Myy teacher converted $F: (A \wedge \neg B) \vee (B \wedge D)$ to CNF form of $(A \vee B) \wedge (\neg B \vee D)$. How does that go? Is there a way of converting it without drawing the truth tables?
On
I think there is a simpler way than the accepted answer:
$$\begin{equation} \begin{aligned}A\neg B \vee BD \equiv & (A \vee B)(A \vee D)(\neg B \vee B)(\neg B \vee D) \text{ Distributivity} \\ \equiv & (A \vee B)(A \vee D) 1 (\neg B \vee D) \text{ Tertium non datur} \\ \equiv & (A \vee B)(A \vee D)(\neg B \vee D) \text{ Neutral element of $\wedge$} \\ \equiv & (A \vee B)(\neg B \vee D) \text{ middle term is redundant*} \end{aligned}\end{equation} $$
* $A\vee D$ is only false if both A and D are false but then the whole term is false anyway because it reduces to $(B)(A \vee D)(\neg B)$.

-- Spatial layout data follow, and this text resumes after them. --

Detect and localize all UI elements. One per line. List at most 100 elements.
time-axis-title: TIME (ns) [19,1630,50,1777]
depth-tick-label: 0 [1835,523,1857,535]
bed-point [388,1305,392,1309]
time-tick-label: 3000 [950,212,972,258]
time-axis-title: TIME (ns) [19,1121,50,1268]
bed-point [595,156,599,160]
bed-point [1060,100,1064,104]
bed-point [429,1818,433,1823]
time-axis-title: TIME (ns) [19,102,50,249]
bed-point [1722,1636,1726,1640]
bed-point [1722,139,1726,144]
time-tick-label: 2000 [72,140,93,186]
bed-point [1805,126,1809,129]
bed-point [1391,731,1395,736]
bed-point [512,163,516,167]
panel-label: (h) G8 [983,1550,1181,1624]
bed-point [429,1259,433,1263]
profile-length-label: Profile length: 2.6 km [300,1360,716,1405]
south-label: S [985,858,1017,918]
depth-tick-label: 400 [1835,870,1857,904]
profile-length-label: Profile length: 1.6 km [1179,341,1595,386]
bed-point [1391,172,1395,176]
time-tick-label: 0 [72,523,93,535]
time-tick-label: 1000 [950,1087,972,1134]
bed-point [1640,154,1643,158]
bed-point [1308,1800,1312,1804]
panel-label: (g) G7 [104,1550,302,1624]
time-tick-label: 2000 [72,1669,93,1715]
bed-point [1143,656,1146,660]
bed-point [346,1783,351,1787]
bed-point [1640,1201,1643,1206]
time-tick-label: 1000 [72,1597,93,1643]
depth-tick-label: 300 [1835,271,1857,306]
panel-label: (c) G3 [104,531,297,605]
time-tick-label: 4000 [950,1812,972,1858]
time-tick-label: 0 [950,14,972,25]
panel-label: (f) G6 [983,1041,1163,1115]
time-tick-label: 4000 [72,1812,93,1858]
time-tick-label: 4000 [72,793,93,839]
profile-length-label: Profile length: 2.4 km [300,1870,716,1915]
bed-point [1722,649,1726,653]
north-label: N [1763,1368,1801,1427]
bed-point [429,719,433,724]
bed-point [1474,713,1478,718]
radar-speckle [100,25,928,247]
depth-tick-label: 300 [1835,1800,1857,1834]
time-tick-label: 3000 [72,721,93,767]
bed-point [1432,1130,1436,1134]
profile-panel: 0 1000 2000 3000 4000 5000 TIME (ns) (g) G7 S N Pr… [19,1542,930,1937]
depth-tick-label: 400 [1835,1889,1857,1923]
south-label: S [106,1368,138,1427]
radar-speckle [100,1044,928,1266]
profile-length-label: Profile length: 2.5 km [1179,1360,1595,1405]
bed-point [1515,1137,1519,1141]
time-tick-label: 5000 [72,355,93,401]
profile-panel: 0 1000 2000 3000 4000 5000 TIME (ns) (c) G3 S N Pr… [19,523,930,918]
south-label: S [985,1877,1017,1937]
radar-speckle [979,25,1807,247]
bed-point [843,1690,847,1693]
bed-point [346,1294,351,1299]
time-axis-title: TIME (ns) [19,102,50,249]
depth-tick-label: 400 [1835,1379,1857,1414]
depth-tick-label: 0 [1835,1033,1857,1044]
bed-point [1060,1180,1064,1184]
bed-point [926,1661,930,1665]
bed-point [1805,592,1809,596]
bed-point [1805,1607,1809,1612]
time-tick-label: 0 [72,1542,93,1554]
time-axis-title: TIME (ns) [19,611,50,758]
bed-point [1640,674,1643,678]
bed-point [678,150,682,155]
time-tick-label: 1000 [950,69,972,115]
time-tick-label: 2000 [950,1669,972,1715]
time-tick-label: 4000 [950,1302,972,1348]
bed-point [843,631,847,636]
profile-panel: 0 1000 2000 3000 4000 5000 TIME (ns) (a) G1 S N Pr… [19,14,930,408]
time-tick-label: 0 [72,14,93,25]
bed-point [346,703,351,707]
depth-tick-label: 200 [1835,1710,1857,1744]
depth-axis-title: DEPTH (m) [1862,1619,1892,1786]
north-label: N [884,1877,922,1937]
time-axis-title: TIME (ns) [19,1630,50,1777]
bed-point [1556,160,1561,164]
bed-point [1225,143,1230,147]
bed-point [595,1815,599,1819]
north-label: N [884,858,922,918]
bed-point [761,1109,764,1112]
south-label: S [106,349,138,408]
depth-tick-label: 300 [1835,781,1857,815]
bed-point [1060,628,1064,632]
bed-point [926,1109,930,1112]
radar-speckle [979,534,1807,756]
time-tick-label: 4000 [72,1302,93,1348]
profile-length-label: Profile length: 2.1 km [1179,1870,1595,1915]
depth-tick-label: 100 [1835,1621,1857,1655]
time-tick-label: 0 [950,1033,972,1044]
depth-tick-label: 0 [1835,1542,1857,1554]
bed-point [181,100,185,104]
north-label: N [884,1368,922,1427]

De Morgan's Law states $ \neg(a + b) \equiv \neg a\neg b $ and $\neg(ab) \equiv \neg a + \neg b$. $$\begin{equation} \begin{aligned}A\neg B + BD \equiv & \neg(\neg(A\neg B)\neg(BD)) \text{ De Morgan's outside} \\ \equiv & \neg((\neg A + B)(\neg B + \neg D)) \text{ De Morgan's inside} \\ \equiv & \neg(\neg A \neg B + \neg A \neg D + B \neg D) \text{ Distributivity} \\ \equiv & \neg(\neg A \neg B + \neg A \neg D (\neg B + B) + B \neg D) \text{ Complementation} \\ \equiv & \neg(\neg A \neg B + \neg A \neg D \neg B + \neg A \neg D B + B \neg D) \text{ Distributivity} \\ \equiv & \neg(\neg A \neg B(1 + \neg D) + B \neg D (1 + \neg A)) \text{ Distributivity} \\ \equiv & \neg(\neg A \neg B + B \neg D) \text{ Annihilator} \\ \equiv & (A + B)(\neg B + D) \text{ De Morgan's outside}\end{aligned}\end{equation} $$
You might also want to look into K-maps.